Mesurer l'impact des polluants atmosphériques sur les végétaux, c'est bien le fondement de la biosurveillance et ce à quoi s'intéressent des chercheurs français depuis plus quinze ans. Si des normes existent déjà pour l'analyse des polluants, toute la méthodologie amont - de la culture aux prélèvements des végétaux - restait à standardiser. Une mission à laquelle s'est attelée une commission de normalisation réunie à l'Afnor entre 2005 et 2008 autour de la faculté de pharmacie de Lille, de l'Inra de Nancy, de l'Ademe, de l'Ineris et les bureaux d'études Aair Lichens et Biomonitor. Des travaux qui ont donné naissance à quatre normes désormais discutées au niveau du Comité européen de normalisation.

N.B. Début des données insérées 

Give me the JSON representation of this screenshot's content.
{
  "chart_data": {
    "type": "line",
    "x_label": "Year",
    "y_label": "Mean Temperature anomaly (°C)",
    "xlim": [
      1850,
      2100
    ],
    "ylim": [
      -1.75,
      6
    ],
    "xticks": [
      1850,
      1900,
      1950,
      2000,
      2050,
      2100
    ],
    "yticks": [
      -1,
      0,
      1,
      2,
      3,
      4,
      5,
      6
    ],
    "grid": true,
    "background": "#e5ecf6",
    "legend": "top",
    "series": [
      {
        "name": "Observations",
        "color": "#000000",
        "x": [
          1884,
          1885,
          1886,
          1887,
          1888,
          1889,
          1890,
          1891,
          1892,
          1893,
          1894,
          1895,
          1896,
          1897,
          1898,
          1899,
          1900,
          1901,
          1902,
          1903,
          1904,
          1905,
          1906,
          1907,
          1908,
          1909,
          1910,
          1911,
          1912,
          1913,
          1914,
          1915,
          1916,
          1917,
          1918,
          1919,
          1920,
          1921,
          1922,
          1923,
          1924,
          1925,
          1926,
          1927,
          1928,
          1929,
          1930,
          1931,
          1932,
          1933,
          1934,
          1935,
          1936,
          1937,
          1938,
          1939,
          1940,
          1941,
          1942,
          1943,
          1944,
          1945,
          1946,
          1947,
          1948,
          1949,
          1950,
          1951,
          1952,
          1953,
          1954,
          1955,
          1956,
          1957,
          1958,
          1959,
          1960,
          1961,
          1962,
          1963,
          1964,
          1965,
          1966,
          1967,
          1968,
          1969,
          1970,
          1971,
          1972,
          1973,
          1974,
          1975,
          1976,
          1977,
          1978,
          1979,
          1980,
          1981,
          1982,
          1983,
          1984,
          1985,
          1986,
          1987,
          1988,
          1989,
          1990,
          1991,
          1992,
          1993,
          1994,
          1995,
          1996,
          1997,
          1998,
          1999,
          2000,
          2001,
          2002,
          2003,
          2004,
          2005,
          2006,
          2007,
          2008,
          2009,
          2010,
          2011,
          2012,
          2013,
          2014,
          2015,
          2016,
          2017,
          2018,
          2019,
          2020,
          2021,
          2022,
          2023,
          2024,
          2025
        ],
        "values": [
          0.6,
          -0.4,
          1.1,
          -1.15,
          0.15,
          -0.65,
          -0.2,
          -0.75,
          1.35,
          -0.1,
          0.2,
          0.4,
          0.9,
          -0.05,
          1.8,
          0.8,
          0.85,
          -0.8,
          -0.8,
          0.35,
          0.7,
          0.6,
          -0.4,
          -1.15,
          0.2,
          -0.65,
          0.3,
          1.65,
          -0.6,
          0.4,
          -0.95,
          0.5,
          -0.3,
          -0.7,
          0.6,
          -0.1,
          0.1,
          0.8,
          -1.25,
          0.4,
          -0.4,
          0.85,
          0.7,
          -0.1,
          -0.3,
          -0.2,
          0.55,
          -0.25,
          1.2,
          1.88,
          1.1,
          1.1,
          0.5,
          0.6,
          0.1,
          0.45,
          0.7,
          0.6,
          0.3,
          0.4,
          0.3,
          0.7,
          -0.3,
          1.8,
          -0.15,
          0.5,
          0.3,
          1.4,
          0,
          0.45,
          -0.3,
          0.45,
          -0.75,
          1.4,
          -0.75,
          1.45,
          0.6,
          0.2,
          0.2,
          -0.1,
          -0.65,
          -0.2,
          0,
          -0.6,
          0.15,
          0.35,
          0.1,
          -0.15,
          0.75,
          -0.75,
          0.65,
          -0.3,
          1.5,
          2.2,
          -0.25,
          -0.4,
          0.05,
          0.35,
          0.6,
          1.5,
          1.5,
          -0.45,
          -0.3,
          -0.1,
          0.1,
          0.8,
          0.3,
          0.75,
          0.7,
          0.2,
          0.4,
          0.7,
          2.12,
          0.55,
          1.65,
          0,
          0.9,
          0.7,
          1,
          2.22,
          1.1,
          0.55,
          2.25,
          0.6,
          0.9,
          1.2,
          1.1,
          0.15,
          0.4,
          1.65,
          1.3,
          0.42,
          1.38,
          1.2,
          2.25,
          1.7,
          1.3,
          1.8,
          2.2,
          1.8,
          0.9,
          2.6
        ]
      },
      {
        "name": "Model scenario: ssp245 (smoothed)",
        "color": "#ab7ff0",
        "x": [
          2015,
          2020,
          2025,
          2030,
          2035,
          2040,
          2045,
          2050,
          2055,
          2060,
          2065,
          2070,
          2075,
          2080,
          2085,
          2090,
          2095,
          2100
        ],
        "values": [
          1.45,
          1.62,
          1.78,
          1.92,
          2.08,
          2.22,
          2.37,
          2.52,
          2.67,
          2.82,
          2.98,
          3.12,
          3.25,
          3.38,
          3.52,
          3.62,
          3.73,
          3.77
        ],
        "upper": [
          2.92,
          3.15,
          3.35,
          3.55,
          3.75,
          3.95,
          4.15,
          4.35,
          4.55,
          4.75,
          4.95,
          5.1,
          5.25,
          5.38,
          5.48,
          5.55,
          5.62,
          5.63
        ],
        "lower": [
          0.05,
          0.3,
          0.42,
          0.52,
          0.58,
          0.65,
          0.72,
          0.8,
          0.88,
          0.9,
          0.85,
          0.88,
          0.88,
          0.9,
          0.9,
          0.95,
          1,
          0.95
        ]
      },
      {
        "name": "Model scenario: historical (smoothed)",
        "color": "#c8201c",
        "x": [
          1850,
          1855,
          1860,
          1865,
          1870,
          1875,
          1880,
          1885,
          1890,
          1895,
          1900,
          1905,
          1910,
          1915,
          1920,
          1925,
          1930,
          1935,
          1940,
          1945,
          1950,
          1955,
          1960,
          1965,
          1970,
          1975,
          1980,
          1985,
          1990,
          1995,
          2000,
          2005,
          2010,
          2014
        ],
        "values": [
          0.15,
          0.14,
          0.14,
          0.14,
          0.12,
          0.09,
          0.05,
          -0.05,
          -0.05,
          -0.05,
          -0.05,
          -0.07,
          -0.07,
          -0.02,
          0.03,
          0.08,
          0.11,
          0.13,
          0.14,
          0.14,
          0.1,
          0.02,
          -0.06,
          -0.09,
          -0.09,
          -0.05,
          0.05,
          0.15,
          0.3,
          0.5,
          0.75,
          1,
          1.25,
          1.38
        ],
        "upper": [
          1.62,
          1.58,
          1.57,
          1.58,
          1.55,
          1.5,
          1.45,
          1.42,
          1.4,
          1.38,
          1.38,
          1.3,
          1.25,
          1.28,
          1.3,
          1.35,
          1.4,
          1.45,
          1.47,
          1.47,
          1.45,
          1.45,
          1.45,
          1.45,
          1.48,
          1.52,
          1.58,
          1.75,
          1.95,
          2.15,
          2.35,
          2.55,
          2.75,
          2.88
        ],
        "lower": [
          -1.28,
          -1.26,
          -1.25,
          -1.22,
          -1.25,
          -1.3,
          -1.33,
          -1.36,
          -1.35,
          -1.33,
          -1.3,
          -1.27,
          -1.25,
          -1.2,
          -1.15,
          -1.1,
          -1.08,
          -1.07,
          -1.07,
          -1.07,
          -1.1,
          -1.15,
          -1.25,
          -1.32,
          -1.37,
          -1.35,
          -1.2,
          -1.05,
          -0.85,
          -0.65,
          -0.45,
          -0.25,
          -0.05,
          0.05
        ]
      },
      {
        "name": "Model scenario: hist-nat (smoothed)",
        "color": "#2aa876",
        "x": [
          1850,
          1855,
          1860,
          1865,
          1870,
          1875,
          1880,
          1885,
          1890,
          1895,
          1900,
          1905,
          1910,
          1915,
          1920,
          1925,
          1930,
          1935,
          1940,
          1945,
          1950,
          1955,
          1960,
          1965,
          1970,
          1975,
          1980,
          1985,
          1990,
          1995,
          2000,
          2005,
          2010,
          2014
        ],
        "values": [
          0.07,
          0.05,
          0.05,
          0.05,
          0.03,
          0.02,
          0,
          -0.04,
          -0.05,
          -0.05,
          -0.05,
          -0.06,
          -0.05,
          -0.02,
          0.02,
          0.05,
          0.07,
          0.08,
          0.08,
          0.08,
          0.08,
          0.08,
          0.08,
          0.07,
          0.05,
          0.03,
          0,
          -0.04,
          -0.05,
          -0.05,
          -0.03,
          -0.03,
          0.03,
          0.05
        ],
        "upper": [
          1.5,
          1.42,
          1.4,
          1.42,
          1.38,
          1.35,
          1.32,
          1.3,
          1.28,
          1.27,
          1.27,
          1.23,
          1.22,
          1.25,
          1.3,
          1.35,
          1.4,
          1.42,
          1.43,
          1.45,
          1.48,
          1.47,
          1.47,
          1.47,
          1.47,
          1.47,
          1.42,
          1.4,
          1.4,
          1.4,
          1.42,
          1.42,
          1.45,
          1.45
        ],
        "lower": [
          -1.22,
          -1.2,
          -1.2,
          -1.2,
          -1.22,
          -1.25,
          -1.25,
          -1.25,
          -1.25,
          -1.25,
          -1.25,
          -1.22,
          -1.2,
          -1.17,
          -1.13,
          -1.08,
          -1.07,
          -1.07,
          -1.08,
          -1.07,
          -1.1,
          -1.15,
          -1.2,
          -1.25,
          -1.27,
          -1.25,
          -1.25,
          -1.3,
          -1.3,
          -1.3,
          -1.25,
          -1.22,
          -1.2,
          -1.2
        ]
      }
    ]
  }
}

La biosurveillance évalue toujours un effet. Si le polluant entraîne une modification physiologique de la plante, on parle alors de bio-indication. S'il se concentre dans les tissus végétaux, permettant d'estimer l'effet cumulatif de la pollution dans le temps, il s'agit alors de bioaccumulation. Dotées d'un réel potentiel pour estimer les risques d'exposition des organismes aux polluants ou cartographier des zones géographiques et comparer leurs niveaux de pollution, ces méthodes biologiques ont déjà des applications intéressantes à leur actif comme le programme européen de surveillance des métaux lourds par dosage des mousses auquel participe la France depuis 1995. Parmi les quatre textes en cours de discussion, la norme NF X 43-900 concerne la mesure de l'ozone dans l'air par une variété de tabac (Bel W3 ou Bel C), via l'observation de nécroses foliaires particulières. Même approche pour la norme NF X43-903 qui fait appel à l'observation des populations lichéniques, des bio-indicateurs de la qualité globale de l'air. Sur les mousses terrestres (bryophytes), la méthode (NF X43-902) porte sur leur échantillonnage in situ. Enfin la norme ray-grass (NF X43-901) fait essentiellement référence au mode de culture et d'exposition de cette graminée qui concentre de nombreux polluants atmosphériques. D'autres projets de normes sont déjà à l'étude sur 2009-2010, notamment sur la bioaccumulation par les lichens, les cultures de mousses, les dépôts foliaires ou encore sur les pesticides.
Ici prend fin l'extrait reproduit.